Zu Beginn wurde Verónica S. noch von ihrer besten Freundin unterstützt, so der Bericht von «El Mundo». Als diese aber ein Päckchen mit Beruhigungsmitteln für Kinder fand, war der Fall für sie klar. Es sei alles «ein abgekartetes Spiel» gewesen, um den Ex-Mann von ihren Kindern fernzuhalten.

Schweizer Aufenthaltsort ist kein Zufall

Es sei kein Zufall, dass die zweifache Mutter sich in Boudry NE niedergelassen habe, so spanische Behörden. Die Nähe der Ortschaft zu Frankreich sei wohl ausschlaggebend gewesen, da sie so rasch in ein anderes Land hätte flüchten können. Laut den Medienberichten wandte Verónica S. auch andere Verschleierungstaktiken an, «die typisch für das organisierte Verbrechen oder den Terrorismus» seien.

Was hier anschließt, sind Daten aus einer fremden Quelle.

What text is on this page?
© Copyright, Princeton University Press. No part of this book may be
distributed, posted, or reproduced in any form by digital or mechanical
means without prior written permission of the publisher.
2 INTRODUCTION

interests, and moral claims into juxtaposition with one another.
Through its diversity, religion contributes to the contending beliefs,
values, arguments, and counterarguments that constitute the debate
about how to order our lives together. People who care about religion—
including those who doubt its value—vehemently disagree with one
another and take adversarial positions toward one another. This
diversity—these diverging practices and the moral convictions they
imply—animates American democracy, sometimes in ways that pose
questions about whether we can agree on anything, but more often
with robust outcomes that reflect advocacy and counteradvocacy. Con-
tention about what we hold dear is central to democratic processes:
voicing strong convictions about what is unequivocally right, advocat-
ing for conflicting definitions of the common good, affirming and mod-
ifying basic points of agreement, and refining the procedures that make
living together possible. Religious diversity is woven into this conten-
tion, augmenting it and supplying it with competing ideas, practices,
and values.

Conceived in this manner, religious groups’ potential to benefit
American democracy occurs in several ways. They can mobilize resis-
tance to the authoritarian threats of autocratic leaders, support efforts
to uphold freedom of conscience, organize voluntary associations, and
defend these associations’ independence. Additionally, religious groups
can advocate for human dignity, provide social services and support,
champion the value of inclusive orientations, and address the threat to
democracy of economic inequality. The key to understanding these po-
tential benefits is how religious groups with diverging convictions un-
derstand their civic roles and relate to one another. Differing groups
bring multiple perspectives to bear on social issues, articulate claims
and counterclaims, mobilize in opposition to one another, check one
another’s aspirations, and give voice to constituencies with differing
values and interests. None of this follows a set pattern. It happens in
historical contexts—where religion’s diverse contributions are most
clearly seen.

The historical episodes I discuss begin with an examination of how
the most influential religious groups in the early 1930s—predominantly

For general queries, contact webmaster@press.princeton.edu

Zudem wurde sie wohl von der Organisation «Infancia Libre» («Freie Kindheit») beraten, wie die Zeitung schreibt. Diese würden Mütter dabei unterstützen, ihre Kinder mit Verfahrenstricks von den eigenen Vätern fernzuhalten. Ermittlerinnen und Ermittler gehen davon aus, dass die Organisation der Spanierin ebenfalls geraten habe, in ein Land zu fliehen, das zwar zu Schengen gehört, nicht aber zur EU, um dort zu versuchen, mit einem neuen Verfahren ihren ehemaligen Partner von ihren Kindern zu trennen. Nun wurden die Schweizer Gerichte von der spanischen Justiz dazu aufgefordert, zu handeln. (chs)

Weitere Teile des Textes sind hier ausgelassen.